Flor de San José

Scientific classification
- Kingdom: Plantae
- Clade: Tracheophytes
- Clade: Angiosperms
- Clade: Monocots
- Order: Asparagales
- Family: Orchidaceae
- Subfamily: Epidendroideae
- Genus: Epidendrum
- Subgenus: Epidendrum subg. Amphiglottium
- Section: Epidendrum sect. Schistochila
- Subsection: Epidendrum subsect. Tuberculata
- Species: E. cochlidium
- Binomial name: Epidendrum cochlidium Lindl.

= Epidendrum cochlidium =

- Genus: Epidendrum
- Species: cochlidium
- Authority: Lindl.

Species of plant

Epidendrum cochlidium (or Flor de San José) is a neotropical orchid which can grow both terrestrially and epiphytically in Peru and Venezuela at altitudes ranging from 1.2 km to 2.9 km.

== Description ==
E. cochlidium is a member of the subgenus E. subg. Amphiglottium which is characterized by a sympodial growth habit, terminal inflorescences, stems and peduncles covered with tight, imbricating, distichous sheathes, stems which do not swell into pseudobulbs, terminal inflorescences which are nearly always racemose, and flowers with the lip adnate to the sides of the column to its apex. Reichenbach 1861 describes the stem as terete and gracile, whereas Schweinfurth 1960 describes the stem as "more or less stout." The leathery, ovate-oblong obtuse and emarginate leaves whose basal sheathes cover the upper part of the stem grow to 12 cm long by 2.5 cm wide. The peduncle can grow to 0.6 m long and ends in a congested raceme; rarely, the inflorescence will branch into a panicle.

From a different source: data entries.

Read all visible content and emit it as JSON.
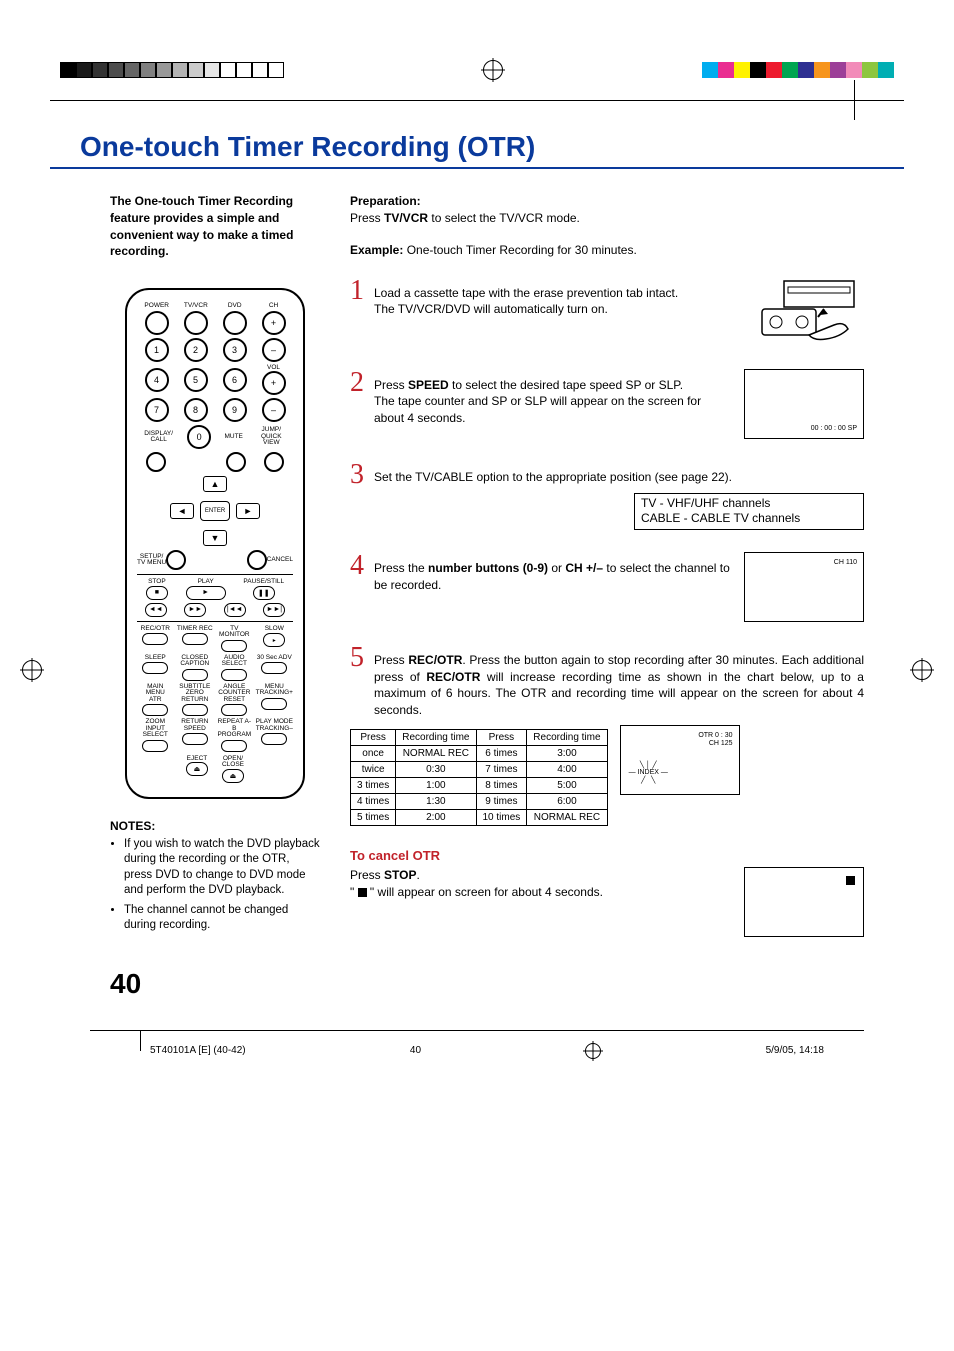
{
  "title": "One-touch Timer Recording (OTR)",
  "intro": "The One-touch Timer Recording feature provides a simple and convenient way to make a timed recording.",
  "notes_heading": "NOTES:",
  "notes": [
    "If you wish to watch the DVD playback during the recording or the OTR, press DVD to change to DVD mode and perform the DVD playback.",
    "The channel cannot be changed during recording."
  ],
  "preparation_label": "Preparation:",
  "preparation_text_1": "Press ",
  "preparation_bold": "TV/VCR",
  "preparation_text_2": " to select the TV/VCR mode.",
  "example_label": "Example:",
  "example_text": " One-touch Timer Recording for 30 minutes.",
  "steps": {
    "s1": {
      "num": "1",
      "body": "Load a cassette tape with the erase prevention tab intact.\nThe TV/VCR/DVD will automatically turn on."
    },
    "s2": {
      "num": "2",
      "pre": "Press ",
      "b": "SPEED",
      "post": " to select the desired tape speed SP or SLP.\nThe tape counter and SP or SLP will appear on the screen for about 4 seconds.",
      "screen": "00 : 00 : 00  SP"
    },
    "s3": {
      "num": "3",
      "body": "Set the TV/CABLE option to the appropriate position (see page 22).",
      "tv_lines": [
        "TV       -  VHF/UHF channels",
        "CABLE  -  CABLE TV channels"
      ]
    },
    "s4": {
      "num": "4",
      "pre": "Press the ",
      "b": "number buttons (0-9)",
      "mid": " or ",
      "b2": "CH +/–",
      "post": " to select the channel to be recorded.",
      "screen": "CH  110"
    },
    "s5": {
      "num": "5",
      "pre": "Press ",
      "b": "REC/OTR",
      "mid": ". Press the button again to stop recording after 30 minutes. Each additional press of ",
      "b2": "REC/OTR",
      "post": " will increase recording time as shown in the chart below, up to a maximum of 6 hours. The OTR and recording time will appear on the screen for about 4 seconds."
    },
    "s5_screen_lines": [
      "OTR  0 : 30",
      "CH  125"
    ],
    "s5_index": "— INDEX —"
  },
  "rec_table": {
    "headers": [
      "Press",
      "Recording time",
      "Press",
      "Recording time"
    ],
    "rows": [
      [
        "once",
        "NORMAL REC",
        "6 times",
        "3:00"
      ],
      [
        "twice",
        "0:30",
        "7 times",
        "4:00"
      ],
      [
        "3 times",
        "1:00",
        "8 times",
        "5:00"
      ],
      [
        "4 times",
        "1:30",
        "9 times",
        "6:00"
      ],
      [
        "5 times",
        "2:00",
        "10 times",
        "NORMAL REC"
      ]
    ]
  },
  "cancel": {
    "title": "To cancel OTR",
    "line1_pre": "Press ",
    "line1_b": "STOP",
    "line1_post": ".",
    "line2": "\" ■ \" will appear on screen for about 4 seconds."
  },
  "page_number": "40",
  "footer": {
    "doc": "5T40101A [E] (40-42)",
    "page": "40",
    "date": "5/9/05, 14:18"
  },
  "remote_labels": {
    "power": "POWER",
    "tvvcr": "TV/VCR",
    "dvd": "DVD",
    "ch": "CH",
    "vol": "VOL",
    "mute": "MUTE",
    "display": "DISPLAY/\nCALL",
    "jump": "JUMP/\nQUICK VIEW",
    "setup": "SETUP/\nTV MENU",
    "cancel": "CANCEL",
    "enter": "ENTER",
    "stop": "STOP",
    "play": "PLAY",
    "pause": "PAUSE/STILL",
    "rew": "SEARCH\n◄◄REW",
    "ffwd": "SEARCH\nF.FWD►►",
    "index": "INDEX/SKIP",
    "rec": "REC/OTR",
    "timer": "TIMER REC",
    "tvmon": "TV MONITOR",
    "slow": "SLOW",
    "sleep": "SLEEP",
    "cc": "CLOSED\nCAPTION",
    "audio": "AUDIO\nSELECT",
    "adv": "30 Sec ADV",
    "main": "MAIN MENU\nATR",
    "sub": "SUBTITLE\nZERO RETURN",
    "angle": "ANGLE\nCOUNTER RESET",
    "menu": "MENU\nTRACKING+",
    "zoom": "ZOOM\nINPUT SELECT",
    "ret": "RETURN\nSPEED",
    "repeat": "REPEAT A-B\nPROGRAM",
    "pmode": "PLAY MODE\nTRACKING–",
    "eject": "EJECT",
    "open": "OPEN/\nCLOSE"
  },
  "colors": {
    "title": "#0a3a9c",
    "accent": "#c1222a",
    "gray_bars": [
      "#000000",
      "#1a1a1a",
      "#333333",
      "#4d4d4d",
      "#666666",
      "#808080",
      "#999999",
      "#b3b3b3",
      "#cccccc",
      "#e6e6e6",
      "#ffffff",
      "#ffffff",
      "#ffffff",
      "#ffffff"
    ],
    "color_bars": [
      "#00adef",
      "#ea2d91",
      "#fff200",
      "#000000",
      "#ed1b2e",
      "#00a551",
      "#2e3092",
      "#f7951d",
      "#9c3f98",
      "#f28bb9",
      "#8dc63f",
      "#00aeb3"
    ]
  }
}
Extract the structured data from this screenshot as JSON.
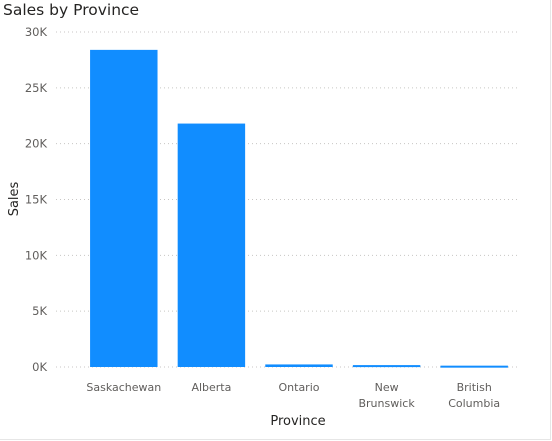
{
  "chart_data": {
    "type": "bar",
    "title": "Sales by Province",
    "xlabel": "Province",
    "ylabel": "Sales",
    "categories": [
      [
        "Saskachewan"
      ],
      [
        "Alberta"
      ],
      [
        "Ontario"
      ],
      [
        "New",
        "Brunswick"
      ],
      [
        "British",
        "Columbia"
      ]
    ],
    "values": [
      28400,
      21800,
      230,
      170,
      120
    ],
    "ylim": [
      0,
      30000
    ],
    "yticks": [
      0,
      5000,
      10000,
      15000,
      20000,
      25000,
      30000
    ],
    "ytick_labels": [
      "0K",
      "5K",
      "10K",
      "15K",
      "20K",
      "25K",
      "30K"
    ],
    "grid": true,
    "bar_color": "#118DFF"
  }
}
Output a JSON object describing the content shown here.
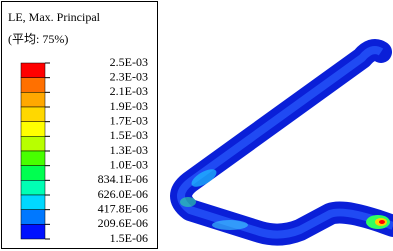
{
  "legend": {
    "title": "LE, Max. Principal",
    "subtitle": "(平均: 75%)",
    "labels": [
      "2.5E-03",
      "2.3E-03",
      "2.1E-03",
      "1.9E-03",
      "1.7E-03",
      "1.5E-03",
      "1.3E-03",
      "1.0E-03",
      "834.1E-06",
      "626.0E-06",
      "417.8E-06",
      "209.6E-06",
      "1.5E-06"
    ],
    "colors": [
      "#ff0000",
      "#ff7000",
      "#ffa800",
      "#ffd800",
      "#ffff00",
      "#b8ff00",
      "#48ff00",
      "#00ff50",
      "#00ffb4",
      "#00d8ff",
      "#0078ff",
      "#0010ff"
    ]
  }
}
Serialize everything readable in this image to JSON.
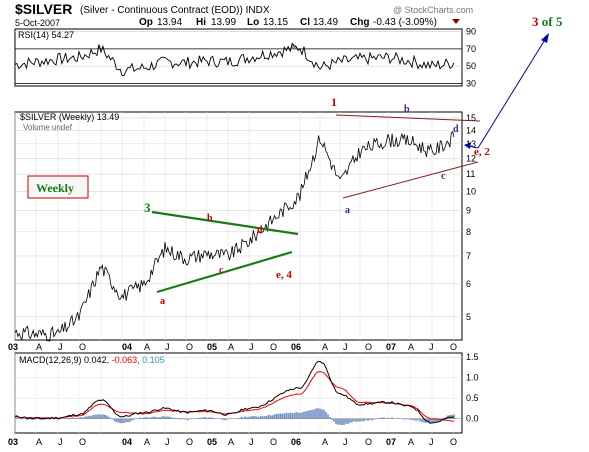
{
  "header": {
    "title": "$SILVER",
    "subtitle": "(Silver - Continuous Contract (EOD)) INDX",
    "watermark": "@ StockCharts.com",
    "date": "5-Oct-2007",
    "op_label": "Op",
    "op": "13.94",
    "hi_label": "Hi",
    "hi": "13.99",
    "lo_label": "Lo",
    "lo": "13.15",
    "cl_label": "Cl",
    "cl": "13.49",
    "chg_label": "Chg",
    "chg": "-0.43 (-3.09%)"
  },
  "rsi": {
    "legend": "RSI(14) 54.27",
    "ticks": [
      "90",
      "70",
      "50",
      "30"
    ]
  },
  "price": {
    "legend": "$SILVER (Weekly) 13.49",
    "volume_legend": "Volume undef",
    "ticks": [
      "15",
      "14",
      "13",
      "12",
      "11",
      "10",
      "9",
      "8",
      "7",
      "6",
      "5"
    ],
    "weekly_label": "Weekly"
  },
  "macd": {
    "legend_name": "MACD(12,26,9)",
    "legend_v1": "0.042,",
    "legend_v2": "-0.063,",
    "legend_v3": "0.105",
    "ticks": [
      "1.5",
      "1.0",
      "0.5",
      "0.0"
    ]
  },
  "xaxis": {
    "labels": [
      "03",
      "A",
      "J",
      "O",
      "04",
      "A",
      "J",
      "O",
      "05",
      "A",
      "J",
      "O",
      "06",
      "A",
      "J",
      "O",
      "07",
      "A",
      "J",
      "O"
    ]
  },
  "wave_labels": {
    "three": "3",
    "b1": "b",
    "d1": "d",
    "c1": "c",
    "a1": "a",
    "e4": "e, 4",
    "one": "1",
    "b2": "b",
    "d2": "d",
    "a2": "a",
    "c2": "c",
    "e2": "e, 2",
    "target_num": "3",
    "target_rest": " of 5"
  },
  "colors": {
    "wave_red": "#cc0000",
    "wave_green": "#1a7a1a",
    "wave_purple": "#551a8b",
    "arrow_blue": "#0000aa",
    "macd_red": "#ff0000",
    "macd_blue": "#3399cc",
    "hist": "#6f8fc0",
    "rsi_fill": "#5a9a5a"
  },
  "chart_data": [
    {
      "type": "line",
      "name": "RSI",
      "title": "RSI(14) 54.27",
      "ylim": [
        30,
        90
      ],
      "reference_lines": [
        70,
        30
      ],
      "x": [
        "03",
        "A",
        "J",
        "O",
        "04",
        "A",
        "J",
        "O",
        "05",
        "A",
        "J",
        "O",
        "06",
        "A",
        "J",
        "O",
        "07",
        "A",
        "J",
        "O"
      ],
      "values": [
        52,
        55,
        58,
        60,
        70,
        45,
        48,
        55,
        54,
        56,
        55,
        60,
        72,
        48,
        55,
        58,
        60,
        56,
        50,
        54
      ]
    },
    {
      "type": "line",
      "title": "$SILVER (Weekly) 13.49",
      "ylim": [
        4.4,
        15.5
      ],
      "log_scale": true,
      "x": [
        "03",
        "A",
        "J",
        "O",
        "04",
        "A",
        "J",
        "O",
        "05",
        "A",
        "J",
        "O",
        "06",
        "A",
        "J",
        "O",
        "07",
        "A",
        "J",
        "O"
      ],
      "values": [
        4.6,
        4.55,
        4.55,
        5.0,
        6.6,
        5.6,
        6.0,
        7.3,
        6.9,
        7.1,
        7.0,
        7.6,
        9.8,
        13.5,
        10.5,
        12.5,
        13.3,
        13.2,
        12.4,
        13.49
      ]
    },
    {
      "type": "line",
      "title": "MACD(12,26,9) 0.042, -0.063, 0.105",
      "ylim": [
        -0.35,
        1.6
      ],
      "x": [
        "03",
        "A",
        "J",
        "O",
        "04",
        "A",
        "J",
        "O",
        "05",
        "A",
        "J",
        "O",
        "06",
        "A",
        "J",
        "O",
        "07",
        "A",
        "J",
        "O"
      ],
      "series": [
        {
          "values": [
            0.05,
            0.0,
            0.02,
            0.1,
            0.45,
            0.05,
            0.15,
            0.25,
            0.15,
            0.2,
            0.1,
            0.25,
            0.75,
            1.4,
            0.6,
            0.35,
            0.4,
            0.3,
            -0.1,
            0.04
          ]
        },
        {
          "values": [
            0.04,
            0.02,
            0.02,
            0.07,
            0.35,
            0.15,
            0.12,
            0.2,
            0.17,
            0.17,
            0.12,
            0.2,
            0.6,
            1.15,
            0.75,
            0.4,
            0.38,
            0.32,
            0.0,
            -0.06
          ]
        },
        {
          "values": [
            0.01,
            -0.02,
            0.0,
            0.03,
            0.1,
            -0.1,
            0.03,
            0.05,
            -0.02,
            0.03,
            -0.02,
            0.05,
            0.15,
            0.25,
            -0.15,
            -0.05,
            0.02,
            -0.02,
            -0.1,
            0.105
          ]
        }
      ]
    }
  ]
}
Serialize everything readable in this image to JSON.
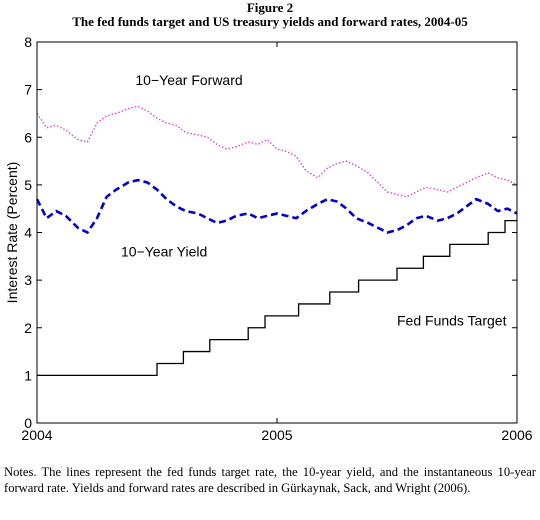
{
  "figure": {
    "label": "Figure 2",
    "title": "The fed funds target and US treasury yields and forward rates, 2004-05"
  },
  "notes": "Notes. The lines represent the fed funds target rate, the 10-year yield, and the instantaneous 10-year forward rate. Yields and forward rates are described in Gürkaynak, Sack, and Wright (2006).",
  "chart_data": {
    "type": "line",
    "xlim": [
      2004,
      2006
    ],
    "ylim": [
      0,
      8
    ],
    "ylabel": "Interest Rate (Percent)",
    "xlabel": "",
    "x_ticks": [
      2004,
      2005,
      2006
    ],
    "x_tick_labels": [
      "2004",
      "2005",
      "2006"
    ],
    "y_ticks": [
      0,
      1,
      2,
      3,
      4,
      5,
      6,
      7,
      8
    ],
    "y_tick_labels": [
      "0",
      "1",
      "2",
      "3",
      "4",
      "5",
      "6",
      "7",
      "8"
    ],
    "grid": false,
    "colors": {
      "forward": "#e040e0",
      "yield": "#0000cc",
      "target": "#000000"
    },
    "series": [
      {
        "name": "10-Year Forward",
        "style": "dotted",
        "x": [
          2004.0,
          2004.04,
          2004.08,
          2004.12,
          2004.17,
          2004.21,
          2004.25,
          2004.29,
          2004.33,
          2004.38,
          2004.42,
          2004.46,
          2004.5,
          2004.54,
          2004.58,
          2004.62,
          2004.67,
          2004.71,
          2004.75,
          2004.79,
          2004.83,
          2004.88,
          2004.92,
          2004.96,
          2005.0,
          2005.04,
          2005.08,
          2005.12,
          2005.17,
          2005.21,
          2005.25,
          2005.29,
          2005.33,
          2005.38,
          2005.42,
          2005.46,
          2005.5,
          2005.54,
          2005.58,
          2005.62,
          2005.67,
          2005.71,
          2005.75,
          2005.79,
          2005.83,
          2005.88,
          2005.92,
          2005.96,
          2006.0
        ],
        "values": [
          6.5,
          6.2,
          6.25,
          6.15,
          5.95,
          5.9,
          6.3,
          6.45,
          6.5,
          6.6,
          6.65,
          6.55,
          6.4,
          6.3,
          6.25,
          6.1,
          6.05,
          6.0,
          5.85,
          5.75,
          5.8,
          5.9,
          5.85,
          5.95,
          5.75,
          5.7,
          5.6,
          5.3,
          5.15,
          5.35,
          5.45,
          5.5,
          5.4,
          5.25,
          5.05,
          4.85,
          4.8,
          4.75,
          4.85,
          4.95,
          4.9,
          4.85,
          4.95,
          5.05,
          5.15,
          5.25,
          5.15,
          5.1,
          5.0
        ]
      },
      {
        "name": "10-Year Yield",
        "style": "dashed",
        "x": [
          2004.0,
          2004.04,
          2004.08,
          2004.12,
          2004.17,
          2004.21,
          2004.25,
          2004.29,
          2004.33,
          2004.38,
          2004.42,
          2004.46,
          2004.5,
          2004.54,
          2004.58,
          2004.62,
          2004.67,
          2004.71,
          2004.75,
          2004.79,
          2004.83,
          2004.88,
          2004.92,
          2004.96,
          2005.0,
          2005.04,
          2005.08,
          2005.12,
          2005.17,
          2005.21,
          2005.25,
          2005.29,
          2005.33,
          2005.38,
          2005.42,
          2005.46,
          2005.5,
          2005.54,
          2005.58,
          2005.62,
          2005.67,
          2005.71,
          2005.75,
          2005.79,
          2005.83,
          2005.88,
          2005.92,
          2005.96,
          2006.0
        ],
        "values": [
          4.7,
          4.3,
          4.45,
          4.35,
          4.1,
          4.0,
          4.3,
          4.75,
          4.9,
          5.05,
          5.1,
          5.05,
          4.9,
          4.7,
          4.55,
          4.45,
          4.4,
          4.3,
          4.2,
          4.25,
          4.35,
          4.4,
          4.3,
          4.35,
          4.4,
          4.35,
          4.3,
          4.45,
          4.6,
          4.7,
          4.65,
          4.5,
          4.3,
          4.2,
          4.1,
          4.0,
          4.05,
          4.15,
          4.3,
          4.35,
          4.25,
          4.3,
          4.4,
          4.55,
          4.7,
          4.6,
          4.45,
          4.5,
          4.4
        ]
      },
      {
        "name": "Fed Funds Target",
        "style": "step",
        "x": [
          2004.0,
          2004.5,
          2004.61,
          2004.72,
          2004.88,
          2004.95,
          2005.09,
          2005.22,
          2005.34,
          2005.5,
          2005.61,
          2005.72,
          2005.88,
          2005.95,
          2006.0
        ],
        "values": [
          1.0,
          1.25,
          1.5,
          1.75,
          2.0,
          2.25,
          2.5,
          2.75,
          3.0,
          3.25,
          3.5,
          3.75,
          4.0,
          4.25,
          4.25
        ]
      }
    ],
    "annotations": [
      {
        "text": "10−Year Forward",
        "x": 2004.41,
        "y": 7.1
      },
      {
        "text": "10−Year Yield",
        "x": 2004.35,
        "y": 3.5
      },
      {
        "text": "Fed Funds Target",
        "x": 2005.5,
        "y": 2.05
      }
    ]
  }
}
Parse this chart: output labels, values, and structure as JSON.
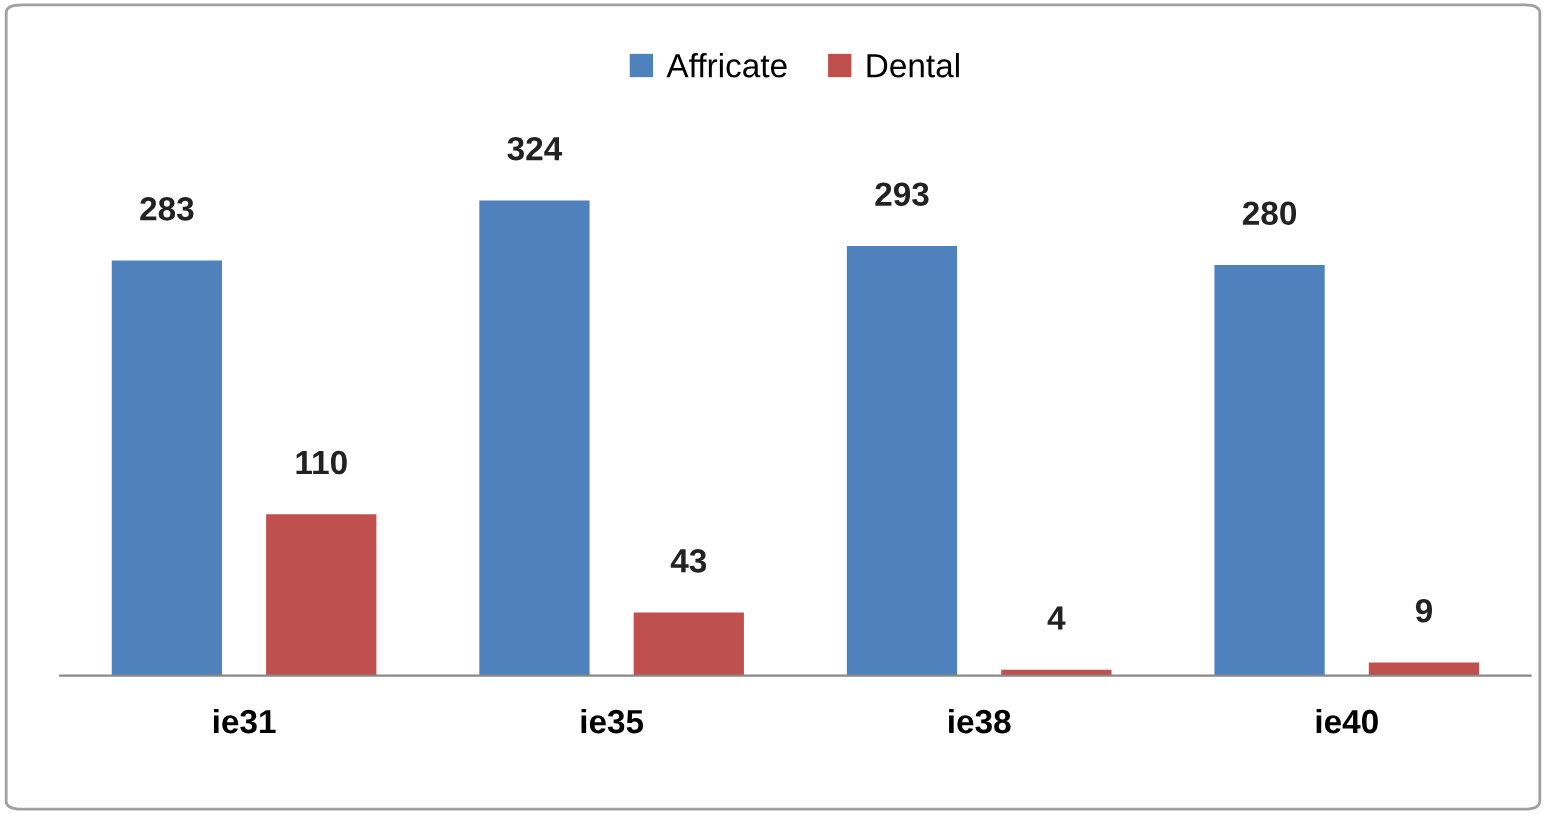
{
  "chart_data": {
    "type": "bar",
    "categories": [
      "ie31",
      "ie35",
      "ie38",
      "ie40"
    ],
    "series": [
      {
        "name": "Affricate",
        "color": "#4f81bd",
        "values": [
          283,
          324,
          293,
          280
        ]
      },
      {
        "name": "Dental",
        "color": "#c0504d",
        "values": [
          110,
          43,
          4,
          9
        ]
      }
    ],
    "data_labels": true,
    "legend": "top",
    "grid": false
  }
}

The petals and sepals are linear-lanceolate to elliptic-oblong and nearly the same size, the petals only slightly smaller. As is typical of the section E. sect. Schistochila, the lip is divided into three lobes. As is typical the subsection E. subsect. Tuberculata, the lobes are lacerate, and a tubercle covers the center of the lip. The crested and plicate tubercle is white to cream or yellow, and the remainder of the flower is red, pink, or yellow. The flower is non-resupinate.

The diploid chromosome number of E. cochlidium has been determined as 2n = 28.